Novo sistema amplia coleta e tratamento de esgoto em São Paulo

  • Por Jovem Pan
  • 05/02/2020 07h07 - Atualizado em 05/02/2020 08h06
Governo do Estado de São PauloO presidente da Sabesp, Benedito Braga, ressaltou que outros rios -- como o Tamanduateí e o Pinheiros -- também serão beneficiados

O governo de São Paulo e a Sabesp entregaram, nesta terça-feira (4), um complexo de obras que tem como objetivo ampliar a coleta e melhorar o tratamento de esgoto da região central da capital. No total, R$ 390 milhões foram investidos no lançamento de quatro equipamentos.

O Interceptor Tietê 7, que é um túnel de 7 quilômetros e meio construído sob a pista da Marginal Tietê; a Estação Elevatória de Esgoto Piqueri; o novo Coletor-Tronco Anhangabaú; e o Interceptor Tamanduateí.

O empreendimento vai beneficiar diretamente 350 mil pessoas de 16 bairros diferentes e também visa contribuir para o programa de despoluição do rio Tietê, podendo atingir mais de 2 milhões de pessoas. É o que explica o governador de São Paulo, João Doria.

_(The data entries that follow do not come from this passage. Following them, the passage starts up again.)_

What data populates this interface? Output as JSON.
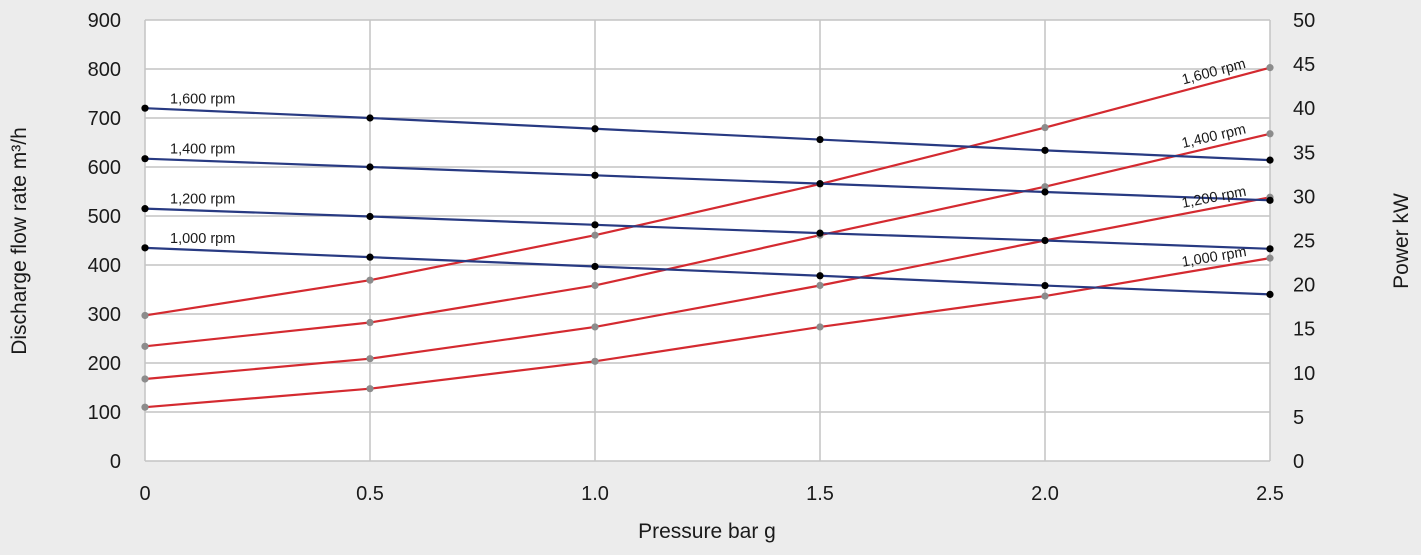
{
  "chart_data": {
    "type": "line",
    "title": "",
    "xlabel": "Pressure bar g",
    "ylabel": "Discharge flow rate m³/h",
    "y2label": "Power kW",
    "x": [
      0,
      0.5,
      1.0,
      1.5,
      2.0,
      2.5
    ],
    "x_tick_labels": [
      "0",
      "0.5",
      "1.0",
      "1.5",
      "2.0",
      "2.5"
    ],
    "xlim": [
      0,
      2.5
    ],
    "ylim": [
      0,
      900
    ],
    "y_ticks": [
      0,
      100,
      200,
      300,
      400,
      500,
      600,
      700,
      800,
      900
    ],
    "y2lim": [
      0,
      50
    ],
    "y2_ticks": [
      0,
      5,
      10,
      15,
      20,
      25,
      30,
      35,
      40,
      45,
      50
    ],
    "grid": true,
    "legend": "none",
    "colors": {
      "flow": "#283a82",
      "power": "#d42a30",
      "flow_marker": "#000000",
      "power_marker": "#8c8c8c",
      "grid": "#c4c4c4",
      "plot_background": "#ffffff",
      "page_background": "#ececec"
    },
    "flow_series": [
      {
        "name": "1,600 rpm",
        "axis": "left",
        "values": [
          720,
          700,
          678,
          656,
          634,
          614
        ]
      },
      {
        "name": "1,400 rpm",
        "axis": "left",
        "values": [
          617,
          600,
          583,
          566,
          549,
          532
        ]
      },
      {
        "name": "1,200 rpm",
        "axis": "left",
        "values": [
          515,
          499,
          482,
          465,
          450,
          433
        ]
      },
      {
        "name": "1,000 rpm",
        "axis": "left",
        "values": [
          435,
          416,
          397,
          378,
          358,
          340
        ]
      }
    ],
    "power_series": [
      {
        "name": "1,600 rpm",
        "axis": "right",
        "values": [
          16.5,
          20.5,
          25.6,
          31.4,
          37.8,
          44.6
        ]
      },
      {
        "name": "1,400 rpm",
        "axis": "right",
        "values": [
          13.0,
          15.7,
          19.9,
          25.6,
          31.1,
          37.1
        ]
      },
      {
        "name": "1,200 rpm",
        "axis": "right",
        "values": [
          9.3,
          11.6,
          15.2,
          19.9,
          25.0,
          29.9
        ]
      },
      {
        "name": "1,000 rpm",
        "axis": "right",
        "values": [
          6.1,
          8.2,
          11.3,
          15.2,
          18.7,
          23.0
        ]
      }
    ]
  }
}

“Mais coleta, menos dejetos e poluição no Rio Tietê. Eu fiz questão de estar aqui hoje porque esse é um passo importante no programa de despoluição do Rio Tietê, como é também um programa de melhoria na qualidade de vida de quem vive em São Paulo.”

O presidente da Sabesp, Benedito Braga, ressaltou que outros rios — como o Tamanduateí e o Pinheiros — também serão beneficiados com a inauguração do novo complexo.

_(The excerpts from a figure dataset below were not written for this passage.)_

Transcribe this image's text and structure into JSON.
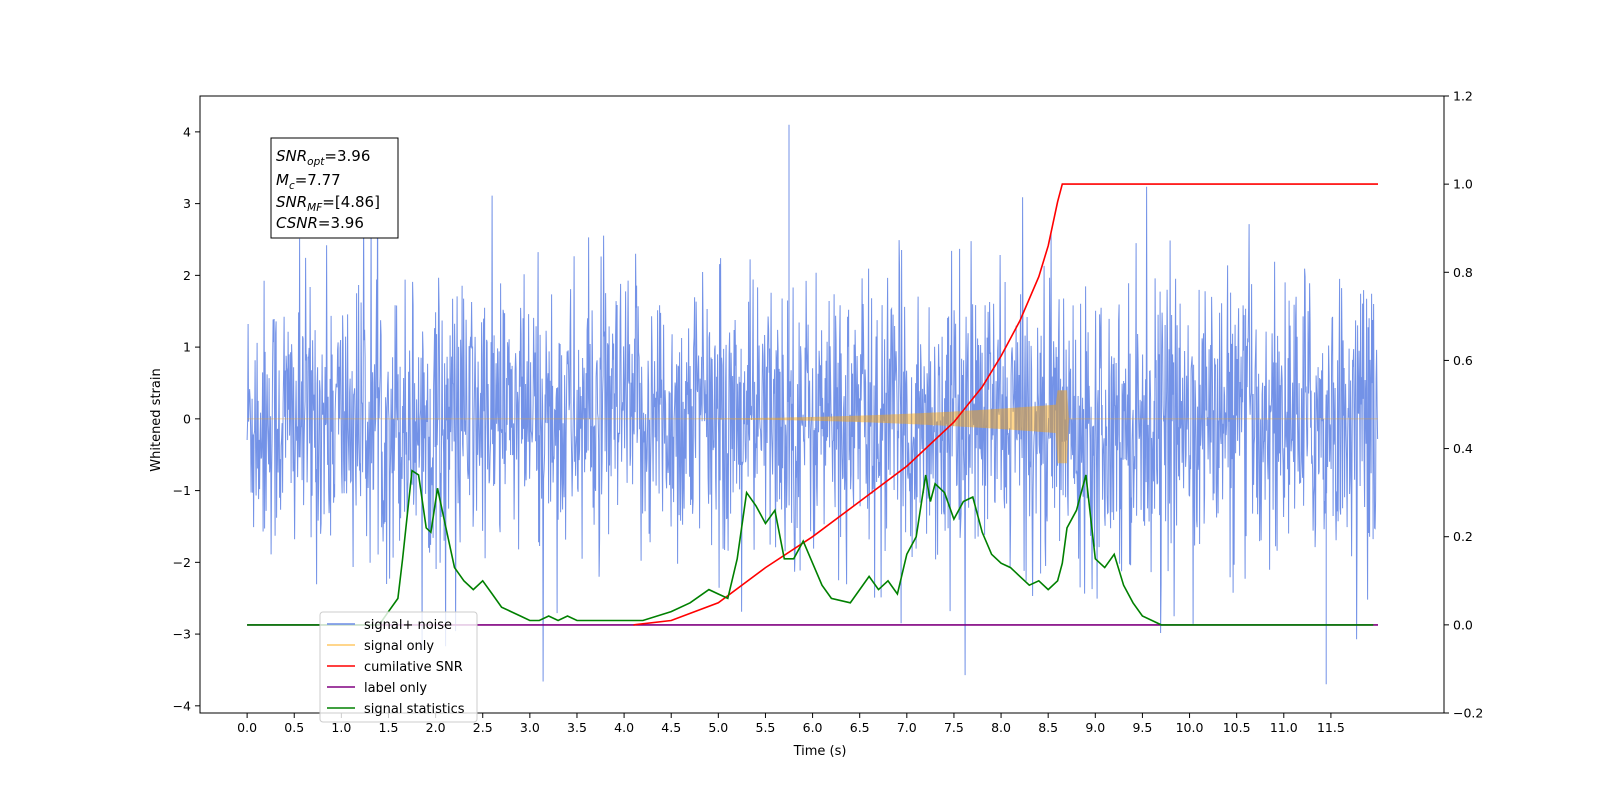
{
  "chart_data": {
    "type": "line",
    "xlabel": "Time (s)",
    "ylabel": "Whitened strain",
    "xlim": [
      -0.5,
      12.7
    ],
    "ylim": [
      -4.1,
      4.5
    ],
    "y2lim": [
      -0.2,
      1.2
    ],
    "x_ticks": [
      "0.0",
      "0.5",
      "1.0",
      "1.5",
      "2.0",
      "2.5",
      "3.0",
      "3.5",
      "4.0",
      "4.5",
      "5.0",
      "5.5",
      "6.0",
      "6.5",
      "7.0",
      "7.5",
      "8.0",
      "8.5",
      "9.0",
      "9.5",
      "10.0",
      "10.5",
      "11.0",
      "11.5"
    ],
    "y_ticks": [
      "4",
      "3",
      "2",
      "1",
      "0",
      "−1",
      "−2",
      "−3",
      "−4"
    ],
    "y2_ticks": [
      "1.2",
      "1.0",
      "0.8",
      "0.6",
      "0.4",
      "0.2",
      "0.0",
      "−0.2"
    ],
    "annotation": {
      "snr_opt_base": "SNR",
      "snr_opt_sub": "opt",
      "snr_opt_value": "=3.96",
      "mc_base": "M",
      "mc_sub": "c",
      "mc_value": "=7.77",
      "snr_mf_base": "SNR",
      "snr_mf_sub": "MF",
      "snr_mf_value": "=[4.86]",
      "csnr_base": "CSNR",
      "csnr_value": "=3.96"
    },
    "legend_position": "lower-left",
    "series": [
      {
        "name": "signal+ noise",
        "color": "#6c8ce6",
        "axis": "left",
        "x_range": [
          0,
          12.0
        ],
        "amplitude_typical": 2.5,
        "extremes": [
          4.1,
          -3.7
        ]
      },
      {
        "name": "signal only",
        "color": "#ffa500",
        "axis": "left",
        "x_range": [
          0,
          8.65
        ],
        "peak_amplitude": [
          0.4,
          -0.62
        ]
      },
      {
        "name": "cumilative SNR",
        "color": "#ff0000",
        "axis": "right",
        "x": [
          4.1,
          4.5,
          5.0,
          5.5,
          6.0,
          6.5,
          7.0,
          7.5,
          7.8,
          8.0,
          8.2,
          8.4,
          8.5,
          8.6,
          8.65,
          12.0
        ],
        "y": [
          0.0,
          0.01,
          0.05,
          0.13,
          0.2,
          0.28,
          0.36,
          0.46,
          0.54,
          0.61,
          0.69,
          0.79,
          0.86,
          0.96,
          1.0,
          1.0
        ]
      },
      {
        "name": "label only",
        "color": "#800080",
        "axis": "right",
        "x": [
          0,
          12.0
        ],
        "y": [
          0.0,
          0.0
        ]
      },
      {
        "name": "signal statistics",
        "color": "#008000",
        "axis": "right",
        "x": [
          0,
          1.0,
          1.2,
          1.4,
          1.5,
          1.6,
          1.65,
          1.75,
          1.82,
          1.9,
          1.95,
          2.02,
          2.1,
          2.2,
          2.3,
          2.4,
          2.5,
          2.6,
          2.7,
          2.8,
          2.9,
          3.0,
          3.1,
          3.2,
          3.3,
          3.4,
          3.5,
          3.6,
          3.8,
          4.0,
          4.2,
          4.5,
          4.7,
          4.9,
          5.0,
          5.1,
          5.2,
          5.3,
          5.4,
          5.5,
          5.6,
          5.7,
          5.8,
          5.9,
          6.0,
          6.1,
          6.2,
          6.4,
          6.5,
          6.6,
          6.7,
          6.8,
          6.9,
          7.0,
          7.1,
          7.2,
          7.25,
          7.3,
          7.4,
          7.5,
          7.6,
          7.7,
          7.8,
          7.9,
          8.0,
          8.1,
          8.2,
          8.3,
          8.4,
          8.5,
          8.6,
          8.65,
          8.7,
          8.8,
          8.9,
          9.0,
          9.1,
          9.2,
          9.3,
          9.4,
          9.5,
          9.7,
          10.0,
          11.0,
          11.95
        ],
        "y": [
          0.0,
          0.0,
          0.0,
          0.0,
          0.03,
          0.06,
          0.15,
          0.35,
          0.34,
          0.22,
          0.21,
          0.31,
          0.23,
          0.13,
          0.1,
          0.08,
          0.1,
          0.07,
          0.04,
          0.03,
          0.02,
          0.01,
          0.01,
          0.02,
          0.01,
          0.02,
          0.01,
          0.01,
          0.01,
          0.01,
          0.01,
          0.03,
          0.05,
          0.08,
          0.07,
          0.06,
          0.15,
          0.3,
          0.27,
          0.23,
          0.26,
          0.15,
          0.15,
          0.19,
          0.14,
          0.09,
          0.06,
          0.05,
          0.08,
          0.11,
          0.08,
          0.1,
          0.07,
          0.16,
          0.2,
          0.34,
          0.28,
          0.32,
          0.3,
          0.24,
          0.28,
          0.29,
          0.21,
          0.16,
          0.14,
          0.13,
          0.11,
          0.09,
          0.1,
          0.08,
          0.1,
          0.14,
          0.22,
          0.26,
          0.34,
          0.15,
          0.13,
          0.16,
          0.09,
          0.05,
          0.02,
          0.0,
          0.0,
          0.0,
          0.0
        ]
      }
    ]
  }
}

A previsão é que o Rio Pinheiros fique limpo em dezembro de 2022. Braga afirma, no entanto, que o processo de despoluição do Tietê deve ser mais demorado.

“O caso do Tietê é um pouco mais longo, podem imaginar pelo tamanho da obra que os investimento são maiores muito maiores. Um prazo longo, da ordem de 2022 e mais 4 ou 6 anos.”

Segundo o presidente da Sabesp, Benedito Braga, outros interceptores similares aos inaugurados nesta terça-feira estarão em operação em São Miguel, Suzano e Itaquaquecetuba dentro de dois anos.